Road to Gdansk #12, Roma-Wolfsberger

Nella conferenza stampa pre-match, Fonseca annuncia serenamente che per l’ultima di girone praticherà ampio turnover grazie alla piena fiducia che ripone nei suoi giocatori. Ma questo solo dopo essere sceso dalla montagna del sapone.

Difatti seppure le possibilità di eliminazione sono remotissime, da quel Roma-Barcellona 3-0 i giallorossi hanno imparato che nulla è impossibile.

Così, dopo un rapido gol del vantaggio, l’undici di Fonseca mostra un profondo appagamento, probabilmente dovuto agli innumerevoli successi degli anni scorsi e subisce il pari per autogol di Florenzi, che ci teneva a chiarire a tutti come mai non giocasse più.

Scossi dal pareggio i giallorossi tornano in vantaggio con una pregevole manovra Diawara-Perotti-Dzeko, con gli altri compagni che assistono estasiati all’azione senza intervenire, per coerenza coi minuti precedenti.

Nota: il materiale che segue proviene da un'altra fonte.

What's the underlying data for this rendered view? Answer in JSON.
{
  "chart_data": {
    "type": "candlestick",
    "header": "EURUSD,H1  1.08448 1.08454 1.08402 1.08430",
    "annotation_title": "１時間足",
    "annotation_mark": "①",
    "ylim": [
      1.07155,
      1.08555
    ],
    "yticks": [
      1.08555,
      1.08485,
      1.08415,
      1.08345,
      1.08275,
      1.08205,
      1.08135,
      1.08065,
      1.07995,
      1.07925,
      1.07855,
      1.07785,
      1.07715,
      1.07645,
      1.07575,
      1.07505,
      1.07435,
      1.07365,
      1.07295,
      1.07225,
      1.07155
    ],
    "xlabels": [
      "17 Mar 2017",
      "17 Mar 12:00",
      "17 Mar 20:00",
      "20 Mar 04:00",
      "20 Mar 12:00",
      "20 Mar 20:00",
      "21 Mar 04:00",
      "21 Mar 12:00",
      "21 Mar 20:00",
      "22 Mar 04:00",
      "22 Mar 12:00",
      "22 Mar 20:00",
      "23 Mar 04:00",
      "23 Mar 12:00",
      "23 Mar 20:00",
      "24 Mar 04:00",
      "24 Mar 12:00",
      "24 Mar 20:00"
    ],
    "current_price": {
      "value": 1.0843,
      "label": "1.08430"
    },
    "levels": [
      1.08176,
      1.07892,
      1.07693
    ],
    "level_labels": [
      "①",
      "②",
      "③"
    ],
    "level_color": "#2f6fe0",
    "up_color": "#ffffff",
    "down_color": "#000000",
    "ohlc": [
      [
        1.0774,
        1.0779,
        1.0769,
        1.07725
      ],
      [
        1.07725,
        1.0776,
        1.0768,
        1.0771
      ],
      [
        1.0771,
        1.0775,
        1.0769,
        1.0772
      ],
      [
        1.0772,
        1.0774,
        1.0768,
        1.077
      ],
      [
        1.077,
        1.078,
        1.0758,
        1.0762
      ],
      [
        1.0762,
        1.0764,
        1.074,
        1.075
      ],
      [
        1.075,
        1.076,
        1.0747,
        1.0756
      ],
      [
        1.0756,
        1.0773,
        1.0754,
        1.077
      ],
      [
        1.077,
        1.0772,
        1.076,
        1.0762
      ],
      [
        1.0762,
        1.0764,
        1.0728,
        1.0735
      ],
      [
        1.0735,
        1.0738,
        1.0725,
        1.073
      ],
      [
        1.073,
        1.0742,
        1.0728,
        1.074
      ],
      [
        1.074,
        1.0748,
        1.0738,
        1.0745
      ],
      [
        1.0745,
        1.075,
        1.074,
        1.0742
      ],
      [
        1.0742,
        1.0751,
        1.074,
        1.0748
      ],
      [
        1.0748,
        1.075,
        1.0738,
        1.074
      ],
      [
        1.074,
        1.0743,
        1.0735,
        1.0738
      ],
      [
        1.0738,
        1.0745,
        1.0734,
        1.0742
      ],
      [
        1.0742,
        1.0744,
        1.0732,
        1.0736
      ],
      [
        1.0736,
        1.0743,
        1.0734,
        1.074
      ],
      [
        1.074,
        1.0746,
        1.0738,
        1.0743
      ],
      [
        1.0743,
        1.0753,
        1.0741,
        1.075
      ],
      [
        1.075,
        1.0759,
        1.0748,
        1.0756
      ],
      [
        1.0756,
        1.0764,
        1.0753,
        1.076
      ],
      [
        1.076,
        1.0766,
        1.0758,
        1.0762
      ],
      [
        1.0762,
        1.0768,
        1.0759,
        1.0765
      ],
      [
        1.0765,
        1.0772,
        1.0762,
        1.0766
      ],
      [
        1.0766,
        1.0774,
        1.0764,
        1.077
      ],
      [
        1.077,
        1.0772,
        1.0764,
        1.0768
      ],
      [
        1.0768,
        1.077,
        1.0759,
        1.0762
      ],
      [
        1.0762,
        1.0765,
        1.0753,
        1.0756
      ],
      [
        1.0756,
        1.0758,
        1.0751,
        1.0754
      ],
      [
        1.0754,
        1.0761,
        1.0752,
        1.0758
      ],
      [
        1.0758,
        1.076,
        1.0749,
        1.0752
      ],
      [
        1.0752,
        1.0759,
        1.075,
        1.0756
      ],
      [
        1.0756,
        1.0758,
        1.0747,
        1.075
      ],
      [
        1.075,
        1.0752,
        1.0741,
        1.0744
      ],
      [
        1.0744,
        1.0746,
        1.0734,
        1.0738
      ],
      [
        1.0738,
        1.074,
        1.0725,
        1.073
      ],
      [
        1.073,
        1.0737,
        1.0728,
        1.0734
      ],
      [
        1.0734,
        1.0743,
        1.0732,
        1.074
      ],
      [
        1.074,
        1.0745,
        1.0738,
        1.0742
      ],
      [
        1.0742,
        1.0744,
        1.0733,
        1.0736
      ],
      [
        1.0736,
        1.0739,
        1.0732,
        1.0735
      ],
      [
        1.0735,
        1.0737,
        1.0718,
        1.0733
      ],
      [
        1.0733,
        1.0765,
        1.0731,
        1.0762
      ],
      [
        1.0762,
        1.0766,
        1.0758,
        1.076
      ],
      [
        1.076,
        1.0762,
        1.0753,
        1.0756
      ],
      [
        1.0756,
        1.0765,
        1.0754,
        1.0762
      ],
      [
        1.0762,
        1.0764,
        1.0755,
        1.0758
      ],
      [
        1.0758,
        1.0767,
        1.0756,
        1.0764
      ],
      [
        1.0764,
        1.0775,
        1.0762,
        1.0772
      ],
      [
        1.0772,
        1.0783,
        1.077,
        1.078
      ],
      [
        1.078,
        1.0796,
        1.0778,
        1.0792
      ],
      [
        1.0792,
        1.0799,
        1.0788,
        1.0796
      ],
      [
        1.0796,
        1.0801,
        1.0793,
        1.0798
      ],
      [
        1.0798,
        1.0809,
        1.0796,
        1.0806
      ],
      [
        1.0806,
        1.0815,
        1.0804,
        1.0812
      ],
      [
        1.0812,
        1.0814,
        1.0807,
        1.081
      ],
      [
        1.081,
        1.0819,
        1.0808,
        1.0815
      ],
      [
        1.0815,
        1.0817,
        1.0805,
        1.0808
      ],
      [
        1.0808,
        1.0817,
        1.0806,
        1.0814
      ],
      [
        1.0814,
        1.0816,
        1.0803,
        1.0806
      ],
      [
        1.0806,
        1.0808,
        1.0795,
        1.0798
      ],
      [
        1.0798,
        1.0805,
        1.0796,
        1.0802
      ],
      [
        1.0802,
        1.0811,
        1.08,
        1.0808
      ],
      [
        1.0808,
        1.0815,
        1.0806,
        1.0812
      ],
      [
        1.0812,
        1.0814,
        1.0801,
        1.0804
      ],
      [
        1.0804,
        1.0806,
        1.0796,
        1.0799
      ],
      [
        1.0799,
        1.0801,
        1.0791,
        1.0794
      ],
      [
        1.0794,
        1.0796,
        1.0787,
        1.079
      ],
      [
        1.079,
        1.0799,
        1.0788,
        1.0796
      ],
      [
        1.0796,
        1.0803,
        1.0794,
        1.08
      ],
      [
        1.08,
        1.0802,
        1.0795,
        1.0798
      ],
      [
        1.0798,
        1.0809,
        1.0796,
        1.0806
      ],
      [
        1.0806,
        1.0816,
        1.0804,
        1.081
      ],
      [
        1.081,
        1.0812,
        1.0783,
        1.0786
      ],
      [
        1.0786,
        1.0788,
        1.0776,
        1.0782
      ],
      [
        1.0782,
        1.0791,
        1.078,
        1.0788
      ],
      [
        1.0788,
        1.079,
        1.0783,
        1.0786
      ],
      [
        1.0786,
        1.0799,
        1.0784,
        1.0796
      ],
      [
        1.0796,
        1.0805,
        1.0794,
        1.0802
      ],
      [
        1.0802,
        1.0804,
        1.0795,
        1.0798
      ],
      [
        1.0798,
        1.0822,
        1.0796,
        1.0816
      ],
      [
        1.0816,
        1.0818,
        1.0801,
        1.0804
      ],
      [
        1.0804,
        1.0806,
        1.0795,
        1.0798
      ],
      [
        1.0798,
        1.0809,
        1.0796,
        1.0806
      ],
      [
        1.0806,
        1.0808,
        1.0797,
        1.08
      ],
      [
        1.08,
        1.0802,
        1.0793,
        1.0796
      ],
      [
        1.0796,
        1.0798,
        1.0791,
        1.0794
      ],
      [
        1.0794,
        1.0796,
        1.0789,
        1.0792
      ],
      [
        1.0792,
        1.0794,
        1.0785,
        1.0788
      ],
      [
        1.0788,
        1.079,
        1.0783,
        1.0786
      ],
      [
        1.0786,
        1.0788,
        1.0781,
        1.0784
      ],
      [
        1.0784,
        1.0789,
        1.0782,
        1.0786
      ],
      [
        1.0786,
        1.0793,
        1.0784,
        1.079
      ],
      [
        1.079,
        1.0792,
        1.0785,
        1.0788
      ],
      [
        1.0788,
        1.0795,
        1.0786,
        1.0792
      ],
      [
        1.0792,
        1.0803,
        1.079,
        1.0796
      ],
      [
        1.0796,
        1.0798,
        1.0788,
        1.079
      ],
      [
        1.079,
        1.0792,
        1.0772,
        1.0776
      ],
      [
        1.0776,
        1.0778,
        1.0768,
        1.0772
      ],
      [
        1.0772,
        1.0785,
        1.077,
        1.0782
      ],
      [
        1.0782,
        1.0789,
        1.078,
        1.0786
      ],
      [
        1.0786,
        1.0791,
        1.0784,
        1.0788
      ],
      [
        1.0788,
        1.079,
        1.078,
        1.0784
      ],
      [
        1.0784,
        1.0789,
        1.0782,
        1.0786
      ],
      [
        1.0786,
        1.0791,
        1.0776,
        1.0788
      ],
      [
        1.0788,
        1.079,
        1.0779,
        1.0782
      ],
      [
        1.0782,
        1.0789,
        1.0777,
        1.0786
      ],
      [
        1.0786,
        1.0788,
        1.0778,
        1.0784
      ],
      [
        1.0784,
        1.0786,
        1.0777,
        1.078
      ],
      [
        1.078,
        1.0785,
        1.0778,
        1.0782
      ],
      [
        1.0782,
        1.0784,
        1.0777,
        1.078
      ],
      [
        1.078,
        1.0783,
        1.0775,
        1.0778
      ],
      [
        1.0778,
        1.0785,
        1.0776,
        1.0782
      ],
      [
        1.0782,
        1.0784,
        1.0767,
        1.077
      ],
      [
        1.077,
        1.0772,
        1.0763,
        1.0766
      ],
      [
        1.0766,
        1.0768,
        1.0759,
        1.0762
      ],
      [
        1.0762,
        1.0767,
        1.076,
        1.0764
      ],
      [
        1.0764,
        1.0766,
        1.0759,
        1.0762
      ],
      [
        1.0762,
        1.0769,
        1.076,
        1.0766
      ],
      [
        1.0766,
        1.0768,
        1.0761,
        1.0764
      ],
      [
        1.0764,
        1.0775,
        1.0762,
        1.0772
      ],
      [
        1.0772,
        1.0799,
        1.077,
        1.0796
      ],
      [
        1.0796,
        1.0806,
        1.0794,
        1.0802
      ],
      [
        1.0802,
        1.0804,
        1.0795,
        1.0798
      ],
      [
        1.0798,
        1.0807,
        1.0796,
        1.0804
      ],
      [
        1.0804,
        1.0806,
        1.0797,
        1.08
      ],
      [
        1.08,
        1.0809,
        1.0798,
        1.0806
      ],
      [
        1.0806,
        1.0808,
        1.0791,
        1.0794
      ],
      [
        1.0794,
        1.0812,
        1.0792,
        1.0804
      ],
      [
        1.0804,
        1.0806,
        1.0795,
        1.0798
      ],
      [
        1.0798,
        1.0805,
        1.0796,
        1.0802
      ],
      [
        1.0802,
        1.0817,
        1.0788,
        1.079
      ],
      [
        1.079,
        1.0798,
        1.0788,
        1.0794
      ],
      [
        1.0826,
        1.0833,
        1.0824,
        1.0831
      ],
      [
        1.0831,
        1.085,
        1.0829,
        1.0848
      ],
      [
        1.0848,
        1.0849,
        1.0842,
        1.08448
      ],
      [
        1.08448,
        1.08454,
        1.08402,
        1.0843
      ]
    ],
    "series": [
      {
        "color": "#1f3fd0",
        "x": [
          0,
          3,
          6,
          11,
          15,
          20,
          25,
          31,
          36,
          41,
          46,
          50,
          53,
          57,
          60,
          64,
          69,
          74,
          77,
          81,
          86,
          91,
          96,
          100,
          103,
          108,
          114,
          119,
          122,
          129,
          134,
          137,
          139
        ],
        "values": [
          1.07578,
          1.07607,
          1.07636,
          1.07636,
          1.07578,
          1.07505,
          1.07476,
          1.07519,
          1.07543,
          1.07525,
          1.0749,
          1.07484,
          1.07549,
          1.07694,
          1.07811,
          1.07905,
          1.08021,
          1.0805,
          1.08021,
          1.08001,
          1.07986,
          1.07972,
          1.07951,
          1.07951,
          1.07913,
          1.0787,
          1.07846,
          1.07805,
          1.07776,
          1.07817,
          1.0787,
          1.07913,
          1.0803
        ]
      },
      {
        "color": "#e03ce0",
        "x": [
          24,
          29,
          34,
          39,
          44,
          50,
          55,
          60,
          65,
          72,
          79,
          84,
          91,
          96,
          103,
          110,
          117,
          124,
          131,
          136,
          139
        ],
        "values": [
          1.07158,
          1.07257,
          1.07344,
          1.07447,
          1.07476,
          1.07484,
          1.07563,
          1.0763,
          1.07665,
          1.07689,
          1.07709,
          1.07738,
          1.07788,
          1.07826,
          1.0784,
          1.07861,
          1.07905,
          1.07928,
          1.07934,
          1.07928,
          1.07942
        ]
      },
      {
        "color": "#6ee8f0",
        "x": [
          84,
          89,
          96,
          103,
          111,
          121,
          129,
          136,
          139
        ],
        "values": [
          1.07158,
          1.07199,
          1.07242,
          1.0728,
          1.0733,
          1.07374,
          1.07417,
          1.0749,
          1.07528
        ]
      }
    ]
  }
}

Nel secondo tempo la Roma entra distratta dalle sopracciglia di Mancini e gli austriaci assistono a qualcosa che non avrebbero mai immaginato: il proprio gol del pari e un sindaco che chiude le scuole per pioggia.

In Germania intanto passa in vantaggio il Basaksheir, regalando alla Roma minuti di puro terrore: “Oddio con la Spal giocherà ancora Fazio”.

Il fischio finale sancisce il peggior risultato di sempre per la Roma nei gironi di Europa League, ma c’è da consolarsi: a febbraio molti dei giocatori presenti stasera, saranno influenzati.